WHO is not urging any restrictions on trade or travel, nor has it advised women in countries where the virus is present to avoid getting pregnant.
Chan said that microcephaly posed a heavy burden on women in particular and urged pregnant women and women who may become pregnant to take measures to avoid being bitten, such as covering their arms and legs, wearing mosquito repellent, and sleeping under a bed net.
The emergency committee called for the “aggressive” promotion of vector control and personal protective measures and said that special attention should be given to ensuring that women of childbearing age and, in particular, pregnant women had the right information and materials to reduce their risk of exposure. Pregnant women who have been exposed to the virus should be counselled, the committee added.
Bruce Aylward, WHO’s executive director for outbreaks and emergencies, told the press conference that he was not worried about sounding a false alarm, given the lack of firm evidence. “These are the right measures to be taking at this time, based on the information available,” he said.

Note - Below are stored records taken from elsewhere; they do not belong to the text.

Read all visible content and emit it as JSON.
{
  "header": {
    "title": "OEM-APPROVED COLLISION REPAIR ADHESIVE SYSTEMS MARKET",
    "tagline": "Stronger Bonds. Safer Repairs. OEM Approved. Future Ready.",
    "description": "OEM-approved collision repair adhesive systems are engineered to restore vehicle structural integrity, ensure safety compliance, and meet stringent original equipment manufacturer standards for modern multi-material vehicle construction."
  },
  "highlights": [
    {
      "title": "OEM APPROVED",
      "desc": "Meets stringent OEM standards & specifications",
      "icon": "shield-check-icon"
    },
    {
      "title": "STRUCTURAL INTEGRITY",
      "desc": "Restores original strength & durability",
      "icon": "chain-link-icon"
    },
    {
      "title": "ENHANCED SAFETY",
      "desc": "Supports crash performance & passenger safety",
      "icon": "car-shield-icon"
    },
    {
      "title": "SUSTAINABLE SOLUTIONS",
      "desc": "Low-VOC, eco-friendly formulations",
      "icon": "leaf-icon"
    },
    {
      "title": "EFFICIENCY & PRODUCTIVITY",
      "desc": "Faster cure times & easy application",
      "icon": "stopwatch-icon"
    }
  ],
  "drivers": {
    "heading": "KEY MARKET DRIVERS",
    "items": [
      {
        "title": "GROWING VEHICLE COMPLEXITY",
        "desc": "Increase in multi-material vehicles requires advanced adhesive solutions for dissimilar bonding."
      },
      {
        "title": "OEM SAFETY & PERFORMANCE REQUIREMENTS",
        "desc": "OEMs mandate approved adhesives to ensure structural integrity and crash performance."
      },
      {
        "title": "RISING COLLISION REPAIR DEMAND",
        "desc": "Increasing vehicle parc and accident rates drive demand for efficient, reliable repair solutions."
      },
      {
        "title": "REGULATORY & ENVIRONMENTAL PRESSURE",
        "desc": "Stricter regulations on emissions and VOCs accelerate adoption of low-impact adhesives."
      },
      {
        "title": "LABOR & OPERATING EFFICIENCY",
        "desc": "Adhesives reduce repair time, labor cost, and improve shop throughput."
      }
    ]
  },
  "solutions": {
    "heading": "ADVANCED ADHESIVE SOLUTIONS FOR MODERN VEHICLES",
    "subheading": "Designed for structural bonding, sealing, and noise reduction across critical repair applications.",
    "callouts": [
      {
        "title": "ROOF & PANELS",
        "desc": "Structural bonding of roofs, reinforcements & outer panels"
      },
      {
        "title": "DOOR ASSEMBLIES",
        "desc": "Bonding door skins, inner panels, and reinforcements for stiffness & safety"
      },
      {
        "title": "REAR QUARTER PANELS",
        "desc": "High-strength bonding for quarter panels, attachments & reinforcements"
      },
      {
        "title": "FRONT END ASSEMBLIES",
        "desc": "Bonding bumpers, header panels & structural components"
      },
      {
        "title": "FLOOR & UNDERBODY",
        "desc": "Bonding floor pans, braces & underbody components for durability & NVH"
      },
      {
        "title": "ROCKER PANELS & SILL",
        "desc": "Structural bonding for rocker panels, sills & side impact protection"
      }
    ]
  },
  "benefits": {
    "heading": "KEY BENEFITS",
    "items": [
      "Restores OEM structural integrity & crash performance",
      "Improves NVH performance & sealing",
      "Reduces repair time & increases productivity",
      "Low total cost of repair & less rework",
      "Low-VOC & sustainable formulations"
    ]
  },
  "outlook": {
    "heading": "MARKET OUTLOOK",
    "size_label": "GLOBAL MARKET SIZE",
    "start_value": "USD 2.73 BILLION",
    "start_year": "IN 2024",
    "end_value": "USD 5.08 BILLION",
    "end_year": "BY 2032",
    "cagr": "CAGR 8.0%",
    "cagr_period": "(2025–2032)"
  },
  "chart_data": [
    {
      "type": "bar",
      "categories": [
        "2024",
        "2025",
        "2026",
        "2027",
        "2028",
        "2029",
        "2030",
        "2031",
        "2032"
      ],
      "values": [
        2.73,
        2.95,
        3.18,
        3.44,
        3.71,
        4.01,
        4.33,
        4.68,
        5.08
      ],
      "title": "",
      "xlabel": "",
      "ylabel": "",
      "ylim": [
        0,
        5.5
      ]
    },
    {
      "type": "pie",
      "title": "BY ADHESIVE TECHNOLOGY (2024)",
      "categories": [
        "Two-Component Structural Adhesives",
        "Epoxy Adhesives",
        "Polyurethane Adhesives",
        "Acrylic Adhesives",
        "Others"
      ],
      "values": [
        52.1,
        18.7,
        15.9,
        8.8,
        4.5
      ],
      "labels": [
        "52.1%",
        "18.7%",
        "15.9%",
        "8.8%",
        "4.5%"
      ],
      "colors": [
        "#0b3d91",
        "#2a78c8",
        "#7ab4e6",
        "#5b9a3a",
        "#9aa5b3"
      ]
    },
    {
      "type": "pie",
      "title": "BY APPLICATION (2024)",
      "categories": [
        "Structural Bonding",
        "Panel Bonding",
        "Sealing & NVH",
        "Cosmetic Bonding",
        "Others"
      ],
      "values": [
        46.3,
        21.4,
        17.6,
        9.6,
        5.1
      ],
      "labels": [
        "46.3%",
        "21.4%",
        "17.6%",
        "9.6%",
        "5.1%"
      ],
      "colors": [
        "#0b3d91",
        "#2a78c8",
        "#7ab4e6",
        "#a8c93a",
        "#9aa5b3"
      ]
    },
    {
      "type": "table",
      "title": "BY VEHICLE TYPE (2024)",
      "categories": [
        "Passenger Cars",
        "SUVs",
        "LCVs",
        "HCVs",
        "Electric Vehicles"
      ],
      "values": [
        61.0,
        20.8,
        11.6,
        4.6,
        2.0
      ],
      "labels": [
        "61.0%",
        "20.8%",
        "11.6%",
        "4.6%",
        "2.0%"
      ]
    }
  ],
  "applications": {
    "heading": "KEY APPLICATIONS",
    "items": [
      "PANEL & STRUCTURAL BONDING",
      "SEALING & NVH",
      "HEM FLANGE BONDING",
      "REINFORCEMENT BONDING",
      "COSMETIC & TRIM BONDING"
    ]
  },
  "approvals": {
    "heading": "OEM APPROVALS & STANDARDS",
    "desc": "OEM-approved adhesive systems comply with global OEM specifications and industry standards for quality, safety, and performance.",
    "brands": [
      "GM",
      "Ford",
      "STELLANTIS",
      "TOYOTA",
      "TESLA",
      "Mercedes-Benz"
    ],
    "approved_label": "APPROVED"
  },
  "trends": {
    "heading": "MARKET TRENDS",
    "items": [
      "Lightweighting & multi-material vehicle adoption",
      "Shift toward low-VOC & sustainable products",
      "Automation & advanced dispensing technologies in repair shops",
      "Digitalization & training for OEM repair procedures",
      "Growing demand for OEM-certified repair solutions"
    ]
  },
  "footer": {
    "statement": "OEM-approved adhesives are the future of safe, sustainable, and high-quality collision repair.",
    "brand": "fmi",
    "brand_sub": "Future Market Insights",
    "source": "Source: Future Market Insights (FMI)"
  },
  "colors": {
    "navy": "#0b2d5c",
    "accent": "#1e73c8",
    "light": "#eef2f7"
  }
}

Jeremy Farrar, director of the UK medical research charity the Wellcome Trust, said that WHO should be congratulated for its quick reaction to the Zika virus, given its slow response to the outbreak of Ebola virus disease. He added, “Alongside the emergency response that Zika necessitates, we must put in place the permanent reforms, health system strengthening, and proactive research agenda that are needed to make the global health system more resilient to the threat of future pandemics.”
Public Health England has said that, despite the limited evidence of sexual transmission of the virus, men returning from a country where the virus is endemic should use a condom for 28 days if their female partner is pregnant or at risk of getting pregnant. Men who suspect that they have been exposed to the virus should use a condom for six months after recovery.